Por André Setaro
Homenagem a Agnaldo Siri Azevedo que, há 25 anos, viajou para o desconhecido. Sua partida seu deu em 30 de julho de 1997. Não comprou passagem de volta e, a rigor, nem mesmo a passagem. A Implacável simplesmente o levou. Deixou vários amigos, entre eles Tuna Espinheira, companheiro de idéias e de copo. Fica o registro e a saudade.
Quando da inauguração do Cinema do Museu (Corredor da Vitória), em outubro de 1996, um dos filmes apresentados foi O capeta Carybé, de Agnaldo Siri Azevedo. Finda a exibição, um coquetel reuniu os convidados e, lembro-me bem, fiquei a tomar uma cerveja, em pé, em companhia do autor do filme, e de seu iluminador, Vito Diniz, que, ano seguinte, morreriam e, apesar do lugar comum do dito, a deixar duas imensas lacunas para o já anêmico cinema baiano.

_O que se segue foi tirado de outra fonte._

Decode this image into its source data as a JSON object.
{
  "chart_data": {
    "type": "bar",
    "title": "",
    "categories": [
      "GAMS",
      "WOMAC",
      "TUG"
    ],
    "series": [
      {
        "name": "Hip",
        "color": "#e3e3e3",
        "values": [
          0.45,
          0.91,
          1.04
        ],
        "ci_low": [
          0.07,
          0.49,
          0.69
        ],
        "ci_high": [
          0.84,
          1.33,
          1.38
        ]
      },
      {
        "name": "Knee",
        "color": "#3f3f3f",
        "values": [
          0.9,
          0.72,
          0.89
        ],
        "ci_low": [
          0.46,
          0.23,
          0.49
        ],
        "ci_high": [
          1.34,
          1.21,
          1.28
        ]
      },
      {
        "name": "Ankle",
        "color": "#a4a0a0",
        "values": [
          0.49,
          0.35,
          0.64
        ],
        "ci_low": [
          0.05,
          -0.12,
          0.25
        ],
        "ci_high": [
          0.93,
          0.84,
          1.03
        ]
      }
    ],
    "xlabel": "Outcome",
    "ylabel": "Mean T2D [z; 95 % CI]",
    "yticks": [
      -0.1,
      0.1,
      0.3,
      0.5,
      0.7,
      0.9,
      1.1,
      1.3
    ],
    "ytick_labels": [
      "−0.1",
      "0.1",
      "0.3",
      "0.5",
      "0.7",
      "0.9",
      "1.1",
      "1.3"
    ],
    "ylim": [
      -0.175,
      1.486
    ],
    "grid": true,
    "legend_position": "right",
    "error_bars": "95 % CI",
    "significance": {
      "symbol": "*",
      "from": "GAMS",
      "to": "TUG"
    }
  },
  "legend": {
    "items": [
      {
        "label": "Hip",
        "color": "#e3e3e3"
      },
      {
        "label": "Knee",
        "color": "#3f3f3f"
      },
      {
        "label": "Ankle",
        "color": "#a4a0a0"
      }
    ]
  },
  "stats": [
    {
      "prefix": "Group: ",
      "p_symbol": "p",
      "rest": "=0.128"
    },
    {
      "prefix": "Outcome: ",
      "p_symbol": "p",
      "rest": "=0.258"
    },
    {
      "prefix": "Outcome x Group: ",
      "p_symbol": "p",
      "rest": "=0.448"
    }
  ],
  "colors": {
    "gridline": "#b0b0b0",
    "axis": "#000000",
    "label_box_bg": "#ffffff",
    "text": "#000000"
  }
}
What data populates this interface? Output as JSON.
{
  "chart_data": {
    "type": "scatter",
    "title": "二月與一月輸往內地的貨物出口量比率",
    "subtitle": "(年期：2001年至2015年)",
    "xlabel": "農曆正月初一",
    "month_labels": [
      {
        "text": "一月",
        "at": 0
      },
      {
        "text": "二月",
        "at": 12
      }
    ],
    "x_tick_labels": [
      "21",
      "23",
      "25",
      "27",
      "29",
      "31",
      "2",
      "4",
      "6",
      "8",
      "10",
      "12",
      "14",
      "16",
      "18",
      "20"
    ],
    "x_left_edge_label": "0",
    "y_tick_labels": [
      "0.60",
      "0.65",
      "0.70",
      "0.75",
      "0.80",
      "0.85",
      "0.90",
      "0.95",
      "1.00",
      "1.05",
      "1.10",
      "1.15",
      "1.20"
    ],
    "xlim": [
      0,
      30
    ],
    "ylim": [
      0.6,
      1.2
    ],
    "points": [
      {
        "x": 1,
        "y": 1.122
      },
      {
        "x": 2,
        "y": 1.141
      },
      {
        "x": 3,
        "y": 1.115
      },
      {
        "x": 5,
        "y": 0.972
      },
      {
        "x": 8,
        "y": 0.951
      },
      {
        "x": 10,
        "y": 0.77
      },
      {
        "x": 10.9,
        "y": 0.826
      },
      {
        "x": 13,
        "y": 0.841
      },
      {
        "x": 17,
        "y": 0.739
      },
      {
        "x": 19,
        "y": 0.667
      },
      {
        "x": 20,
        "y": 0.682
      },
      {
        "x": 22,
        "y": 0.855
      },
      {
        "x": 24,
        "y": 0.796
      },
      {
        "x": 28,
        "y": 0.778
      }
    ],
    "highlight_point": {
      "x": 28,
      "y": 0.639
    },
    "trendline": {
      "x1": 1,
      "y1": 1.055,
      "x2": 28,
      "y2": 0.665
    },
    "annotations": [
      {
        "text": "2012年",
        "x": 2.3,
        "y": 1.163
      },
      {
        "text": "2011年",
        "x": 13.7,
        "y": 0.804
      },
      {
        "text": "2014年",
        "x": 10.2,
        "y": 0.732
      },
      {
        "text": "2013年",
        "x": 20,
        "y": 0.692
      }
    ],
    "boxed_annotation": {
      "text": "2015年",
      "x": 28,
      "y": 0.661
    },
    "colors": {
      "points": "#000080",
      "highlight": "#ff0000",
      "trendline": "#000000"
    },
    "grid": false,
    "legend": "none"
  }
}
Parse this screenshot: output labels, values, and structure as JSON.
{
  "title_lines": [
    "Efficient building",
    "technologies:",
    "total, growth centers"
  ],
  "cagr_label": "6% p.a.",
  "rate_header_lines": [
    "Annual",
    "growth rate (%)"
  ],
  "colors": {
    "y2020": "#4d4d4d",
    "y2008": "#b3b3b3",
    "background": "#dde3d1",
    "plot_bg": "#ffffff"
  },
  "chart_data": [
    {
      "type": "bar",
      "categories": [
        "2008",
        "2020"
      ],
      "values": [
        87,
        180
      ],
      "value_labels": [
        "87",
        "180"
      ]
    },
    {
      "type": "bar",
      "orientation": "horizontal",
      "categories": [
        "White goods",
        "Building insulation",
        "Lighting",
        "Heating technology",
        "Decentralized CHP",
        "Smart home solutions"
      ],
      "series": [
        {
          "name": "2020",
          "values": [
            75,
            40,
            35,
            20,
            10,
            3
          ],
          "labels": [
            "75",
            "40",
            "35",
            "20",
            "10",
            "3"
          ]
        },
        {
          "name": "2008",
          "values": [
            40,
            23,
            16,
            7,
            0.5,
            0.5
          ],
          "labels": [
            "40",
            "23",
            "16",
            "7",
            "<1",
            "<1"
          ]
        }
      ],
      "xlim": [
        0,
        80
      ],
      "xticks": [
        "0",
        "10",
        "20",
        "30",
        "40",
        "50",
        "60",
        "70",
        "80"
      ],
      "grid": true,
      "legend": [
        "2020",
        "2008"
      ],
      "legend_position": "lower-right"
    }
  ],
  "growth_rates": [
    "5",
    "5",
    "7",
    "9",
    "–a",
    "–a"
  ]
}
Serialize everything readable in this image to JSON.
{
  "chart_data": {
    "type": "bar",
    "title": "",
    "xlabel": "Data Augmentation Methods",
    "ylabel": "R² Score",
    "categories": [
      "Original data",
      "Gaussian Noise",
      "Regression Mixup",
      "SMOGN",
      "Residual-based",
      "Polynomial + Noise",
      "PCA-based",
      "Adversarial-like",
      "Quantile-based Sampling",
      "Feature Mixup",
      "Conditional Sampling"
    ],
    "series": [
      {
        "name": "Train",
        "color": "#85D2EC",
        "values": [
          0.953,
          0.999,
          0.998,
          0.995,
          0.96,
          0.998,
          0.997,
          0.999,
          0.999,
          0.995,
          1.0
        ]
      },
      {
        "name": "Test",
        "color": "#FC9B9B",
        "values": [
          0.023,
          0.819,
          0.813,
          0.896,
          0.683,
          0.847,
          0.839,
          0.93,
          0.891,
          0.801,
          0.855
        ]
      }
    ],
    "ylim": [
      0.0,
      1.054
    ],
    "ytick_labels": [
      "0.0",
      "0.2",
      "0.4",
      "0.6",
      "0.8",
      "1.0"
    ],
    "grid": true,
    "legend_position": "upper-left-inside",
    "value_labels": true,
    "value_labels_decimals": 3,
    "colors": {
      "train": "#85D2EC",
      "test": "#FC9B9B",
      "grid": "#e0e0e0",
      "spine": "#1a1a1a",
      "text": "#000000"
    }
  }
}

Não sabia que, naquele momento, estava vendo, pela última vez, os dois cineastas. A Implacável, como mostrou Ingmar Bergman em O sétimo selo (Det sjunde inseglet, 1956), não perdoa ninguém. Siri, sobre ser um profissional de cinema de primeira ordem, com um curriculum vitae composto por trabalhos em importantes filmes de Glauber Rocha, notabilizou-se como um dos mais expressivos documentaristas da realidade baiana. Vito Diniz fotografou quase todos os filmes realizados nesta soterópolis, desde os tempos de Meteorango Kid, o herói intergalático (1969), de André Luiz Oliveira, passando pelos curtas metragens e até incursões no famigerado superoitismo. Iluminador de excelência, por teimar em não sair de Salvador, deixou de ser registrado como um dos melhores fotógrafos do cinema brasileiro, ainda que o seja.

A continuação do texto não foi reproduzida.